The bogey man is the government’s deathly silence over the European Medicines Agency. Our very young and diverse population makes Birmingham an ideal place for medical trials and research. However, research experiments, as well as the regulation and approval of drugs and treatments are the responsibility of the European Medicines Agency. It used to have its headquarters in London and helped promote Britain’s place as a world leader in medical research but it’s now moved to Amsterdam as we continue to sever our relationships with the EU. I don’t plan to revisit that particular argument but I do want to know what the future for research, approval and regulation of medicines will be. That part of the Prime Minister’s oven ready deal needs defrosting rapidly.

I know many people thought we’d left Brexit behind because the Prime Minister said so.
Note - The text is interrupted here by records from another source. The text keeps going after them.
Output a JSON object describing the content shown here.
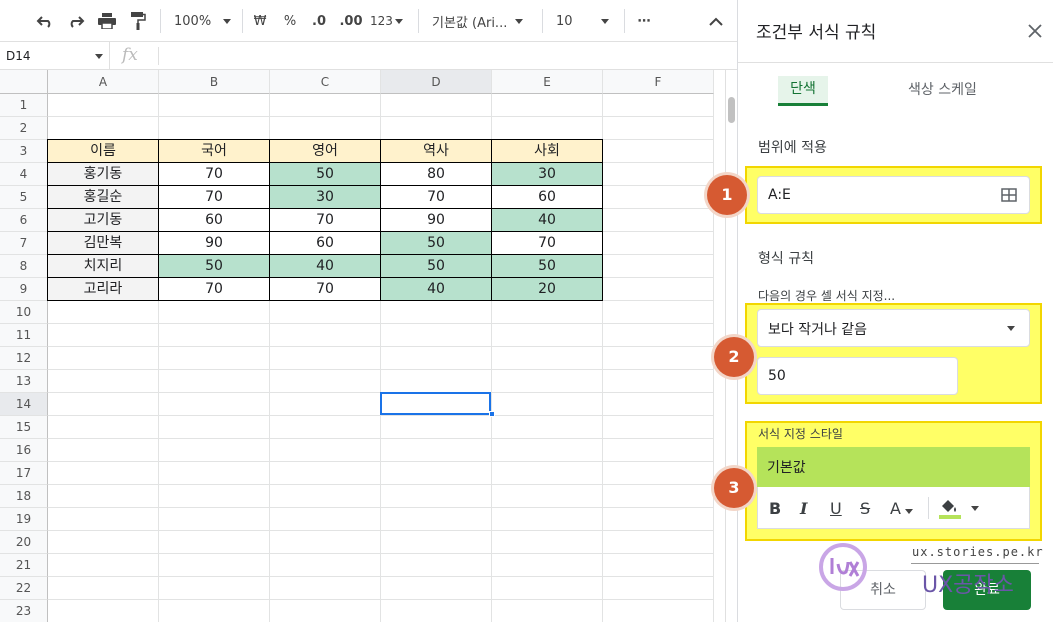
{
  "toolbar": {
    "zoom": "100%",
    "currency": "₩",
    "percent": "%",
    "decrease_decimal": ".0",
    "increase_decimal": ".00",
    "number_format": "123",
    "font": "기본값 (Ari...",
    "font_size": "10",
    "more": "⋯"
  },
  "formula_bar": {
    "cell_ref": "D14",
    "fx": "fx"
  },
  "columns": [
    "A",
    "B",
    "C",
    "D",
    "E",
    "F"
  ],
  "rows": [
    "1",
    "2",
    "3",
    "4",
    "5",
    "6",
    "7",
    "8",
    "9",
    "10",
    "11",
    "12",
    "13",
    "14",
    "15",
    "16",
    "17",
    "18",
    "19",
    "20",
    "21",
    "22",
    "23"
  ],
  "table": {
    "headers": [
      "이름",
      "국어",
      "영어",
      "역사",
      "사회"
    ],
    "rows": [
      [
        "홍기동",
        "70",
        "50",
        "80",
        "30"
      ],
      [
        "홍길순",
        "70",
        "30",
        "70",
        "60"
      ],
      [
        "고기동",
        "60",
        "70",
        "90",
        "40"
      ],
      [
        "김만복",
        "90",
        "60",
        "50",
        "70"
      ],
      [
        "치지리",
        "50",
        "40",
        "50",
        "50"
      ],
      [
        "고리라",
        "70",
        "70",
        "40",
        "20"
      ]
    ],
    "highlight": [
      [
        false,
        false,
        true,
        false,
        true
      ],
      [
        false,
        false,
        true,
        false,
        false
      ],
      [
        false,
        false,
        false,
        false,
        true
      ],
      [
        false,
        false,
        false,
        true,
        false
      ],
      [
        false,
        true,
        true,
        true,
        true
      ],
      [
        false,
        false,
        false,
        true,
        true
      ]
    ]
  },
  "colors": {
    "header_fill": "#fff2cc",
    "highlight_fill": "#b7e1cd",
    "preview_fill": "#b5e35a",
    "accent": "#188038",
    "badge": "#d65a32"
  },
  "panel": {
    "title": "조건부 서식 규칙",
    "tabs": [
      "단색",
      "색상 스케일"
    ],
    "range_label": "범위에 적용",
    "range_value": "A:E",
    "rules_label": "형식 규칙",
    "condition_label": "다음의 경우 셀 서식 지정...",
    "condition_value": "보다 작거나 같음",
    "condition_input": "50",
    "style_label": "서식 지정 스타일",
    "style_preview": "기본값",
    "format_buttons": [
      "B",
      "I",
      "U",
      "S",
      "A"
    ],
    "cancel": "취소",
    "done": "완료"
  },
  "badges": [
    "1",
    "2",
    "3"
  ],
  "watermark": {
    "url": "ux.stories.pe.kr",
    "name": "UX공작소"
  }
}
Sadly, as we struggle to cope with his zigzagging over coronavirus, we’ve come to recognise that not everything he says turns out to be true. Sometimes he’s just another guy whistling in the wind and hoping for the best.

That isn’t good enough! We need to know about the government’s plans for biopharma, medtech and precision healthcare outside the European Medicines Agency. The future of our fledgling Innovation Campus and all those jobs might depend on it. Without a deal, our medicines and treatments could cost more and we’ll almost certainly wait longer for them. We’ve already witnessed delays and the last thing we need is a shortage of medicines. Current arrangements cover everything from cancer drugs to blood pressure pills. There’s just over 70 days to get this sorted.